2 PERGUNTA: QUANDO A SOCIALIZAÇÃO DA CRIANÇA FALHA É POSSÍVEL (RE) SOCIALIZAR O ADULTO? Todos nós nos tornamos humanos através da interação com os outros; Nossas capacidades mas básicas como, discriminar sons, ver usar gestos, andar, conversar, reagir aos outros dependem das interações com os outros na variedade de contextos culturais e socioestruturais que fazemos parte; Pelo processo de socialização é que aprendemos o que pensar, o que fazer, como agir. Enfim, nunca paramos de ser ressocializados através da trajetória da vida.

3 Fonte: Sociologia – Conceitos e Aplicações. Turner Jonathan H. Capitulo 6- O processo de Socialização. Pág. 81

4 TEORIA DE ÉMILE DURKHEIM Nascido em 1858, em Épinal, França, morreu em 1917, em Paris, considerado fundador da sociologia com auguste Comte. Organizou e delimitou os métodos dessa ciência. Durkheim viveu durante um contexto muito particular de efervescência: o avanço do Capitalismo Industrial (1750), a Revolução Francesa (1789) e a Primeira Guerra Mundial (28 de julho de 1914 a 11 de novembro de 1918). Um de seus trabalhos mais notáveis segundo o contemporâneo Anthony Giddens, foi o da autoridade moral ;

5 O NASCIMENTO DA SOCIOLOGIA A Revolução Francesa baniu o regime feudal ( economia mercantilista, política absolutista, classes dividida em clero,, nobres, e comuns (servos, camponeses, burguesia sem titulação)). Alguns políticos queriam reformas profundas, os radicais pensavam em algum tipo de socialismo, enquanto outros desejavam apenas a implantação da ordem capitalista. Durkheim é um positivista que desejava ver a sociedade novamente organizada e em paz. É um defensor da ordem

6 A SOCIEDADE É COMPARADA A UM ORGANISMO VIVO, A UM CORPO Se para Durkheim o problema da França e da Europa não era a economia e sim a moral, ele apresenta a sociedade superior ao indivíduo, cabendo então a este se submeter a suas leis. E estabelece como objeto da sociologia o estudo dos fatos sociais. Os fatos sociais são simbologias, representações e ações coletivas. É tudo aquilo que orienta nossas atitudes de maneira quase que inconsciente, pois existe antes de nós e há de existir depois de nós, portanto é independente de nossa vontade. O fato social aponta para as leis e normas sociais as quais nós somos subordinados, tais como as regras de comportamento, idioma, cultura, e outros.

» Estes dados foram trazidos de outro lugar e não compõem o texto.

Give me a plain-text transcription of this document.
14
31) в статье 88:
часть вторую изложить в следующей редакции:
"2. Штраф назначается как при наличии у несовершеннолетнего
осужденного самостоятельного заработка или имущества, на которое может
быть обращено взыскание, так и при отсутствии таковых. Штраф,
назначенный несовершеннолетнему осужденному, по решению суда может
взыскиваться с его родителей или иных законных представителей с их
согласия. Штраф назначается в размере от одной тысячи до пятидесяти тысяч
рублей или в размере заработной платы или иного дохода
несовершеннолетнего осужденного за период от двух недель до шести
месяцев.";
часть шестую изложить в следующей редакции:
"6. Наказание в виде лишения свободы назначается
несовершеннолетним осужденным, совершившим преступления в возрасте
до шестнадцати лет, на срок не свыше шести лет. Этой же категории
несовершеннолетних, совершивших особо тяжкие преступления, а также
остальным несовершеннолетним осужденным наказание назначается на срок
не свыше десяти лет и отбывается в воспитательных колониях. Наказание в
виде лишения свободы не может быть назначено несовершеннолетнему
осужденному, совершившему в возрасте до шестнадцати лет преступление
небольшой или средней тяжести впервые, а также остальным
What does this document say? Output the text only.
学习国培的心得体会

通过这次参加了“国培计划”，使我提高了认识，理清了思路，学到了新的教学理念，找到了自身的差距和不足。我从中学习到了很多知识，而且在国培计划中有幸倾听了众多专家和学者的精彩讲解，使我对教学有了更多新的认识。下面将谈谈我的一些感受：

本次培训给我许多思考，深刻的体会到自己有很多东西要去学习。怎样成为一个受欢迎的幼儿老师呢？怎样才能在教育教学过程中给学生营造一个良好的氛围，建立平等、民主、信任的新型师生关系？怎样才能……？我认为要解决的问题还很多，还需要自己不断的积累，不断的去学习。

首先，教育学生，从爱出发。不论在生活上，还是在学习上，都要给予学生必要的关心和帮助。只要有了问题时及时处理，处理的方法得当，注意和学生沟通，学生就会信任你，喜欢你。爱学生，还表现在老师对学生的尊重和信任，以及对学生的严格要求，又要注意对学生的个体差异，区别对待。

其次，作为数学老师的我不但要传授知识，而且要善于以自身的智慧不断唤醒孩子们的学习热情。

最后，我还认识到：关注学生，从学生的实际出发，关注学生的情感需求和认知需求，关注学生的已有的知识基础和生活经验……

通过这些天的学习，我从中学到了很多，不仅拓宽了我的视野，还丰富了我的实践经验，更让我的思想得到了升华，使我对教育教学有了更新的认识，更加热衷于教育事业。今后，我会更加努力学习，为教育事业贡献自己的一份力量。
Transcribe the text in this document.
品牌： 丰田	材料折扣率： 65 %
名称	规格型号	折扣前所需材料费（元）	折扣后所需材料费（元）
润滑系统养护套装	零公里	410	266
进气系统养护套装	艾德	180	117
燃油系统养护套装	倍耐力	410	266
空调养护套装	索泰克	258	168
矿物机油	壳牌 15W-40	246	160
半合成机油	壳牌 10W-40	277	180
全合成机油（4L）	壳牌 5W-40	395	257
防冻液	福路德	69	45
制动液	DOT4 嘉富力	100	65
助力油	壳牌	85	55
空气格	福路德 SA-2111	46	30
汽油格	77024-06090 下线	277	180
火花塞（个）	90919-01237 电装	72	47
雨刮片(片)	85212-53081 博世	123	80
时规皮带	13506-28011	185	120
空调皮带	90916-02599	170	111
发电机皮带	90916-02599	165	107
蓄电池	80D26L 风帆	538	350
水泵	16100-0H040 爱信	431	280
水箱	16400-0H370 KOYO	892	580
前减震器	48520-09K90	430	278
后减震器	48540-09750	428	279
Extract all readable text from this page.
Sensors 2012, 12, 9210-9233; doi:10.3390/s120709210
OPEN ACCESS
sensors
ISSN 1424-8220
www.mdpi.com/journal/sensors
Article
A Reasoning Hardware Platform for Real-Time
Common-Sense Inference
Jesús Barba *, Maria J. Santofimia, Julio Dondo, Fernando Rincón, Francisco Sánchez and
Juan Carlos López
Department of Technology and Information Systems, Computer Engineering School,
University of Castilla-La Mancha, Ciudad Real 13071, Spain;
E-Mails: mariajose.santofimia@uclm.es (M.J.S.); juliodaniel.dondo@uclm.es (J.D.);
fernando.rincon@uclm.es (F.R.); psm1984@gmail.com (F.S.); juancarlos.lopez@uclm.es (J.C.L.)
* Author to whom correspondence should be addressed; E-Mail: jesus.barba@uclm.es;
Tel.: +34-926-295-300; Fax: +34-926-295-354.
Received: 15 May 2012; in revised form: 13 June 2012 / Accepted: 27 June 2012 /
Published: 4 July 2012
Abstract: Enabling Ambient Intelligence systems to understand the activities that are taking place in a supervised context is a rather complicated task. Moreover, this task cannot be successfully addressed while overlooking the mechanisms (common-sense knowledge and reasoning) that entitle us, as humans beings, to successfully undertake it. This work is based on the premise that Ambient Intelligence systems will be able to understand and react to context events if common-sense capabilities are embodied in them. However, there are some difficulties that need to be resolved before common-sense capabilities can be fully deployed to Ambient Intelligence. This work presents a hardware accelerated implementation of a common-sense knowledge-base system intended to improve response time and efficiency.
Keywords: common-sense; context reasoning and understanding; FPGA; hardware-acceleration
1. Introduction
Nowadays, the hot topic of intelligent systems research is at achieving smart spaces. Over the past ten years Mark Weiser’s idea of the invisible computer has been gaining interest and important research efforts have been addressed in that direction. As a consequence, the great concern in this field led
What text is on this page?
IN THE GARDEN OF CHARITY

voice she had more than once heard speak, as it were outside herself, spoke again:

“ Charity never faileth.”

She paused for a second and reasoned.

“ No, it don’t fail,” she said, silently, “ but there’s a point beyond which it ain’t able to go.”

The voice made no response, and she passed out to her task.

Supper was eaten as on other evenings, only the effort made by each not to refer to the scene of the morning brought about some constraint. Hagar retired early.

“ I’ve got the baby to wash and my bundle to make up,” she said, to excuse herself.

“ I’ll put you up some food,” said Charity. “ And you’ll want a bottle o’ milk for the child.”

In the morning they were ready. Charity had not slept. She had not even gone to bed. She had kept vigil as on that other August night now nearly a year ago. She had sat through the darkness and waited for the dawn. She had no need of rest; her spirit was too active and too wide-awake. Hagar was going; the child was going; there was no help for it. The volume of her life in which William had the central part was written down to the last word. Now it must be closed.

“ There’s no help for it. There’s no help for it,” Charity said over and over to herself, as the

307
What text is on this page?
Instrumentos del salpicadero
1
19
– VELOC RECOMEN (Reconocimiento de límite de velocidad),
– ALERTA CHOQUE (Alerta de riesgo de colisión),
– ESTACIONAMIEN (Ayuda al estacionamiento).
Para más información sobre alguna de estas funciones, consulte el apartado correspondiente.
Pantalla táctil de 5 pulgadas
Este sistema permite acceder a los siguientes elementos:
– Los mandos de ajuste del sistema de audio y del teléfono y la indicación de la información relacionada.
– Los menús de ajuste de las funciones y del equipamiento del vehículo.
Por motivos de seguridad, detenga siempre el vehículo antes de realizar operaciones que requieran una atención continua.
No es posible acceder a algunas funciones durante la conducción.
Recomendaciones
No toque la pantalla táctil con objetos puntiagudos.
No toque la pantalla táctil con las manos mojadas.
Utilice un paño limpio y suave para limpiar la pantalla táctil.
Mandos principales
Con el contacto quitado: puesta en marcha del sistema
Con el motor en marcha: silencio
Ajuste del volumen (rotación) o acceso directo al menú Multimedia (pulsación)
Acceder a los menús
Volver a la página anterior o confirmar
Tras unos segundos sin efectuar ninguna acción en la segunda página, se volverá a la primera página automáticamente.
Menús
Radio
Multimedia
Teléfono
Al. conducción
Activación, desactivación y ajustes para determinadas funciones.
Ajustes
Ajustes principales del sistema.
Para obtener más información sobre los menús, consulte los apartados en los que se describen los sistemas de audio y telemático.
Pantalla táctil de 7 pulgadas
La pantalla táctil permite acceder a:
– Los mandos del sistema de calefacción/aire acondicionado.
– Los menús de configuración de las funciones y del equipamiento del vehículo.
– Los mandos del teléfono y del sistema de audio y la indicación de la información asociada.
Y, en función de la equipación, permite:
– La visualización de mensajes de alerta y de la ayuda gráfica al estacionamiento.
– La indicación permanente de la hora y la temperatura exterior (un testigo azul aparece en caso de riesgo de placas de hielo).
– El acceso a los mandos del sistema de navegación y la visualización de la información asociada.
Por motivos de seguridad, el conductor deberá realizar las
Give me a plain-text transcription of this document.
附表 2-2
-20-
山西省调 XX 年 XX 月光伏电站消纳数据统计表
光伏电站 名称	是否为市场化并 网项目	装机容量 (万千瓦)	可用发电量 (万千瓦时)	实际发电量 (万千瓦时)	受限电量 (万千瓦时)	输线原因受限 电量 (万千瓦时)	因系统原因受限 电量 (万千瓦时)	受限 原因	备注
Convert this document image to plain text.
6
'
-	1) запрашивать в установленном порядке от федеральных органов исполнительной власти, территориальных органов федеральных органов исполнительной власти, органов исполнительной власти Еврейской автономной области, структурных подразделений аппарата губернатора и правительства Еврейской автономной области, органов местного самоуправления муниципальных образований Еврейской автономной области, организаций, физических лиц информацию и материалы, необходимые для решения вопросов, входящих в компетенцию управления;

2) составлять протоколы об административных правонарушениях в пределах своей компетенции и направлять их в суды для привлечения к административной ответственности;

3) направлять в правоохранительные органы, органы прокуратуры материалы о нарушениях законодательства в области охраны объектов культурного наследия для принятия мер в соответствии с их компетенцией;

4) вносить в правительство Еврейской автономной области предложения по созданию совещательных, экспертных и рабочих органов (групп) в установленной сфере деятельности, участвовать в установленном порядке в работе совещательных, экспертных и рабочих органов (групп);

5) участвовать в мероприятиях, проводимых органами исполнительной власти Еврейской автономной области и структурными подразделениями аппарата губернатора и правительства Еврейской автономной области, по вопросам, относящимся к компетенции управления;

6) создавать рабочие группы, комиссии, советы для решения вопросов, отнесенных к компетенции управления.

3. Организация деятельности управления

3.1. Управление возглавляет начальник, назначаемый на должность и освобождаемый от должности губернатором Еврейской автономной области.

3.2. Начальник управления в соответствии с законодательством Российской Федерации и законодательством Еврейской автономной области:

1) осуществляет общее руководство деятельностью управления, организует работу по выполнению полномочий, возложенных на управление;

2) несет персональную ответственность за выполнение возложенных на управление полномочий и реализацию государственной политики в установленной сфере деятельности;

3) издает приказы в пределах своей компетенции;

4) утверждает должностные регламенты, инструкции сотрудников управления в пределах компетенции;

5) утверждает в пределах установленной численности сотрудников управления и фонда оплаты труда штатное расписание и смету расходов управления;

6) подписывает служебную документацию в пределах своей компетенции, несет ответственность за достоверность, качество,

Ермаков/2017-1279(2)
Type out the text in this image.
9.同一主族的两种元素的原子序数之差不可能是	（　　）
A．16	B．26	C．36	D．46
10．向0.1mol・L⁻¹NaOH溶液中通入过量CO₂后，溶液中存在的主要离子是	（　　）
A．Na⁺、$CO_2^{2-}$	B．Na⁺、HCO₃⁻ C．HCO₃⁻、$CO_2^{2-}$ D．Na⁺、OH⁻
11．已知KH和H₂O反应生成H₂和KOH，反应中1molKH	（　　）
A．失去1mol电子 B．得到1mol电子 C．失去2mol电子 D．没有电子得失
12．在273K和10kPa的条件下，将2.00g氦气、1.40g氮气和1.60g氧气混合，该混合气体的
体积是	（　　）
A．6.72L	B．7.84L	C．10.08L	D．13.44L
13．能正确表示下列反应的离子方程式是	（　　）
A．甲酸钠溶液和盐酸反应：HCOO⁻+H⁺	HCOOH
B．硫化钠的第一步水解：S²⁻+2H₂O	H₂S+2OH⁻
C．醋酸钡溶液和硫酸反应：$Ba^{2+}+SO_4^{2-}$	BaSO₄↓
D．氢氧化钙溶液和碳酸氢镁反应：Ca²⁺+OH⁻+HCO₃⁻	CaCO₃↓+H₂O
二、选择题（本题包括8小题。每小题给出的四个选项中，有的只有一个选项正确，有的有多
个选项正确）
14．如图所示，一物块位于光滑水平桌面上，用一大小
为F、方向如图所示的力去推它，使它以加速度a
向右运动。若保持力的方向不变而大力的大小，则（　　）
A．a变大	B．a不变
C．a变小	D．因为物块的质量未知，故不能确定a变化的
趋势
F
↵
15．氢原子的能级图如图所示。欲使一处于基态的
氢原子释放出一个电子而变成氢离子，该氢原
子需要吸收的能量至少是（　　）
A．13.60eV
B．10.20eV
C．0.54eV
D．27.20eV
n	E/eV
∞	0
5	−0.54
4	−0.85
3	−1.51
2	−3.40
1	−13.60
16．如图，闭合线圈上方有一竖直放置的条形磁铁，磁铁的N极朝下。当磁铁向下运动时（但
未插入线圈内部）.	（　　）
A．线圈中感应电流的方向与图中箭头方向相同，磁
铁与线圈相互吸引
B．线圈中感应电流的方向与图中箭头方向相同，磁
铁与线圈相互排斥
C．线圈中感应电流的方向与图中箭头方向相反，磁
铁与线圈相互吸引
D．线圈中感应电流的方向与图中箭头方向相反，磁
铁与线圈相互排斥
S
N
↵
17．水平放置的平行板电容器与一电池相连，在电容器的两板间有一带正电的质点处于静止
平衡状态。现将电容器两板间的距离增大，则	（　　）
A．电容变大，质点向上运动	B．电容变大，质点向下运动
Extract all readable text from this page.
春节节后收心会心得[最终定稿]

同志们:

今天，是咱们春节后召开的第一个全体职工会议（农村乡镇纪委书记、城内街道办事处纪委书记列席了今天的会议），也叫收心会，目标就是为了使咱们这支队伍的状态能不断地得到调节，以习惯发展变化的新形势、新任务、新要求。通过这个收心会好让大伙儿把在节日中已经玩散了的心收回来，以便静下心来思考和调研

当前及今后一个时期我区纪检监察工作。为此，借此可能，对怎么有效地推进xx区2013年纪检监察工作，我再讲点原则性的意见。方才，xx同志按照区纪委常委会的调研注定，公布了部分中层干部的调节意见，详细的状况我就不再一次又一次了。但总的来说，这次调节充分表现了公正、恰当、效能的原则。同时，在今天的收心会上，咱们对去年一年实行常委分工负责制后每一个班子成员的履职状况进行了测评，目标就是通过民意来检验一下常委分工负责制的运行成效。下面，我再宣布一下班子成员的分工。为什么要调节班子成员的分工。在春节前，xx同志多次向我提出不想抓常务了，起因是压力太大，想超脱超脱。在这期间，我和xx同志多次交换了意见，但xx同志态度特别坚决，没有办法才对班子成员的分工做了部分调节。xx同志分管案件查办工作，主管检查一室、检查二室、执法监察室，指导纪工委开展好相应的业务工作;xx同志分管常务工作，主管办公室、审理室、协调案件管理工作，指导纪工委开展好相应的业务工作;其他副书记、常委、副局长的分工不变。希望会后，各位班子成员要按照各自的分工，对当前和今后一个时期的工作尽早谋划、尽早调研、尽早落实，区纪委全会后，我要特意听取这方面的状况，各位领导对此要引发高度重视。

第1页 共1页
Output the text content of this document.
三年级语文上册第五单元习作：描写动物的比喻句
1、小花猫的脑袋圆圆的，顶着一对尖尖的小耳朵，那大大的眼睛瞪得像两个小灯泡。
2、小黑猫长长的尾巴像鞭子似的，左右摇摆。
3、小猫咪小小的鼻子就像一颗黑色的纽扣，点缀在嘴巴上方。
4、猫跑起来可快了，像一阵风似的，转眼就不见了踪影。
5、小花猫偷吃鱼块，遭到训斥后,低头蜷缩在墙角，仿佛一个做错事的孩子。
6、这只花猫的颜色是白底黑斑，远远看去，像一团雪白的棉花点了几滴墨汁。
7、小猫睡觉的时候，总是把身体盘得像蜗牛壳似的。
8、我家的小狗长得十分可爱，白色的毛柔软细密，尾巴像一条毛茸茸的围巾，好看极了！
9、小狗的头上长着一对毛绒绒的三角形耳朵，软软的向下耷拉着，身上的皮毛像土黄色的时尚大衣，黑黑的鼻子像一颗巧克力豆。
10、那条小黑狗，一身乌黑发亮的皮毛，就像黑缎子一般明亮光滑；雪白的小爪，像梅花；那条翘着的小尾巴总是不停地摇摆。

7 FATO SOCIAL NORMAL OU ANORMAL Na comparação da sociedade a um corpo, nem tudo que se vê numa sociedade que pareça ser ruim é anormal, assim, como nem sempre a dor é ruim, pois ela faz parte da saúde de um corpo. O anormal é aquilo que sai da regra, é o diferente da normalidae, da norma. Durkheim usa como exemplo o crime, que para ele é norma, pois existe em qualquer sociedade e em qualquer tempo. Quando a sociedade caracteriza o crime, é sinal de que existem leis e uma ideia do que é certo e errado. O crime demonstra que aquela sociedade tem valores sociais que determinam condutas ilegais.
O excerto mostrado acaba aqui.